Topical oxygen therapy in acute traumatic musculoskeletal wounds of the foot and ankle
To quantify the reduction in wound size and change in wound quality following low-cost topical oxygen therapy (TOT) in patients with acute traumatic musculoskeletal wounds of the foot and ankle.
This prospective interventional study included patients with acute traumatic musculoskeletal wounds of the foot and ankle of <3 weeks' duration after they had undergone debridement and required subsequent wound coverage. A sterile C-Arm cover was used to cover the wound and 100% oxygen was administered at 1 atm, at a rate of 10l/min for 90 minutes on each of four consecutive days, through a suction catheter connected to an oxygen cylinder. The cycle was repeated after a three-day break. Wound surface area (by plotting on graph paper) and wound quality (by modified wound infection checklist score and swabs for culture and Gram staining) were assessed before and after TOT application.

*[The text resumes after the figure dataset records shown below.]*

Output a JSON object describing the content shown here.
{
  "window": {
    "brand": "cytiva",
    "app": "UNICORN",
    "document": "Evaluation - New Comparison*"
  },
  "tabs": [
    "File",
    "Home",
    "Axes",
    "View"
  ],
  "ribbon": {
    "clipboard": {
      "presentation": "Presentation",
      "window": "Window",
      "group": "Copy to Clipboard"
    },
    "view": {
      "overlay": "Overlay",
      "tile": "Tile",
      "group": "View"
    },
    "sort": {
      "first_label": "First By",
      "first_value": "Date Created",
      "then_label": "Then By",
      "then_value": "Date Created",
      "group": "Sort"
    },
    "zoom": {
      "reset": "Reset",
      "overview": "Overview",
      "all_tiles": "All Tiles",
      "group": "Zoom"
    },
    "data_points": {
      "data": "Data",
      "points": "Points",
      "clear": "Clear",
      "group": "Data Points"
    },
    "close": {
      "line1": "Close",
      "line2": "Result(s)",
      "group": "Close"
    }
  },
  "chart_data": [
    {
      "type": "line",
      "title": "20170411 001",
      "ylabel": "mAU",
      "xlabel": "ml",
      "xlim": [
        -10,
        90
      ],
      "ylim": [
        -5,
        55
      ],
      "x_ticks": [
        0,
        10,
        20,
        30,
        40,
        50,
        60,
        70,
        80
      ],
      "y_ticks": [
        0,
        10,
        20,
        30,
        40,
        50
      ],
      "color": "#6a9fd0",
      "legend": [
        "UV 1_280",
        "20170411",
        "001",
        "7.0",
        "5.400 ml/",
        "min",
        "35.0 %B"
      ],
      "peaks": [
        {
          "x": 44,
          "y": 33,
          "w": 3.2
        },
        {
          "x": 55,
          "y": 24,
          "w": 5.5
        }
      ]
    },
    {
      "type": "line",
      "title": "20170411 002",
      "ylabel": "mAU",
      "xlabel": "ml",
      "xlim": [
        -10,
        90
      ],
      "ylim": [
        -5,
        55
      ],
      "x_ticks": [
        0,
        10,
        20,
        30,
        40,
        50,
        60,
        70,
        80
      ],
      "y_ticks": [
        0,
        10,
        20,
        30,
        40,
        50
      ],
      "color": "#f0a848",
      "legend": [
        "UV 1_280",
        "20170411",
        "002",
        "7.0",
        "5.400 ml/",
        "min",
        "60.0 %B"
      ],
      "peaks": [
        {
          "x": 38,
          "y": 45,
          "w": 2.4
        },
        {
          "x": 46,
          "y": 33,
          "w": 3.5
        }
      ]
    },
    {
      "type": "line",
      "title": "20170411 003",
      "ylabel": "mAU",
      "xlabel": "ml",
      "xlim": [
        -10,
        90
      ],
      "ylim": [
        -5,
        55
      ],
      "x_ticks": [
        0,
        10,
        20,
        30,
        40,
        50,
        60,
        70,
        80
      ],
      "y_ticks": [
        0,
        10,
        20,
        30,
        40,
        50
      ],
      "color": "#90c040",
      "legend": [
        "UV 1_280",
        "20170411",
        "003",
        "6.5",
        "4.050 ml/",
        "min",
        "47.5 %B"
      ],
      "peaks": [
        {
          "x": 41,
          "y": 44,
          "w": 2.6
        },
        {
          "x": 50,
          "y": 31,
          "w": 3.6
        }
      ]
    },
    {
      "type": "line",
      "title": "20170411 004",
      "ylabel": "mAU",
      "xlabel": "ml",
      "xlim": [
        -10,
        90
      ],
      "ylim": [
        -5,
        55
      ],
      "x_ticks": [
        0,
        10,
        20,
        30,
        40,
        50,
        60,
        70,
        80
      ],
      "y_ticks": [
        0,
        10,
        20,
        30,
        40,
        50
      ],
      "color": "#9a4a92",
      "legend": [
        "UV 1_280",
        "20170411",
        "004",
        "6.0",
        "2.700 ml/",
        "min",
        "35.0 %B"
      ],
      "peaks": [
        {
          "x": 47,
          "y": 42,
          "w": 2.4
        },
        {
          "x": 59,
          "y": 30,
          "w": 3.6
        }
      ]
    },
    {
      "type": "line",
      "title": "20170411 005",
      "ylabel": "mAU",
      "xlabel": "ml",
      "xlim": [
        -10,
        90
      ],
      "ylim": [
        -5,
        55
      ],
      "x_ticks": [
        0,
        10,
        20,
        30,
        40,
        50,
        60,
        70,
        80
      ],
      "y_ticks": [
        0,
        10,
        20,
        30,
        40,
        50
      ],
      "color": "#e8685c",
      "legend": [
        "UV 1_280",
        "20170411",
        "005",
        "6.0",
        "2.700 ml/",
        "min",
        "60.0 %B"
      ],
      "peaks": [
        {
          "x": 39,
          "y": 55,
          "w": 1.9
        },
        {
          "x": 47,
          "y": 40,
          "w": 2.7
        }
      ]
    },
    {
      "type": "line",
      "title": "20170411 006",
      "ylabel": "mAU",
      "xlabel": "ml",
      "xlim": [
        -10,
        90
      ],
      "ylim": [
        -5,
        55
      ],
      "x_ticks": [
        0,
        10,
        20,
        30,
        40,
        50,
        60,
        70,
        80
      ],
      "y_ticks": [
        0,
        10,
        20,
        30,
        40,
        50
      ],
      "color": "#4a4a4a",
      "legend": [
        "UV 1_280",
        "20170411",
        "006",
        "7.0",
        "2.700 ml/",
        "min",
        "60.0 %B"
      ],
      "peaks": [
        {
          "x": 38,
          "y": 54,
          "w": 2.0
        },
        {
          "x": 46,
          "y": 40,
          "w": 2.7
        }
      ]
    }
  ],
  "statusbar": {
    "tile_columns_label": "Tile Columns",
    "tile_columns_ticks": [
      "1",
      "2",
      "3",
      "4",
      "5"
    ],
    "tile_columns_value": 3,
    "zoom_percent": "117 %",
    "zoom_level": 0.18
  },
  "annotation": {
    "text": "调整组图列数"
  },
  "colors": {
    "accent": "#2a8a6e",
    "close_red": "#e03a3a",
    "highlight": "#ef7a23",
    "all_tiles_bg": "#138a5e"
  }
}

The study cohort included 20 patients ≥18 years of age. There was a statistically significant (p<0.001) reduction in mean wound surface area from 79.3cm2 at baseline to 69.6cm2 after two cycles of TOT. The mean modified wound infection checklist score was 13.6 and 0.8, respectively, before and after two cycles of TOT, suggesting statistically significant improvement (p=0.02) in wound quality. All patients showed no growth in their wound culture after TOT.
TOT appears to be a promising and cost-effective alternative in the management of traumatic wounds. However, future studies with larger sample sizes and control groups for comparison are needed to establish the benefit of TOT in acute traumatic musculoskeletal wounds.
Disrupted vasculature, and high energy and oxygen demand result in hypoxia at the tissue level in regenerating wounds. Oxygen delivery is a critical element in all stages of wound healing. Factors that can increase oxygen delivery to the injured tissue, such as supplemental oxygen, can accelerate the process of wound healing.1
Topical oxygen therapy (TOT) represents a cost-effective approach to promote wound angiogenesis. It is associated with vascular endothelial growth factor (VEGF) expression in wound edge tissue and improvement in wound closure outcomes.2 Although TOT is being used for the treatment of open wounds, it remains a less-explored modality. Its advantages include non-dependence on the wound's microcirculation, low cost, no systemic oxygen toxicity and the ability to provide treatment at the patient's home.3
This study was conducted to assess the reduction in wound size and change in wound quality following the use of low-cost TOT in patients with acute traumatic musculoskeletal wounds of the foot and ankle. There is no previously published report on this topic to our knowledge.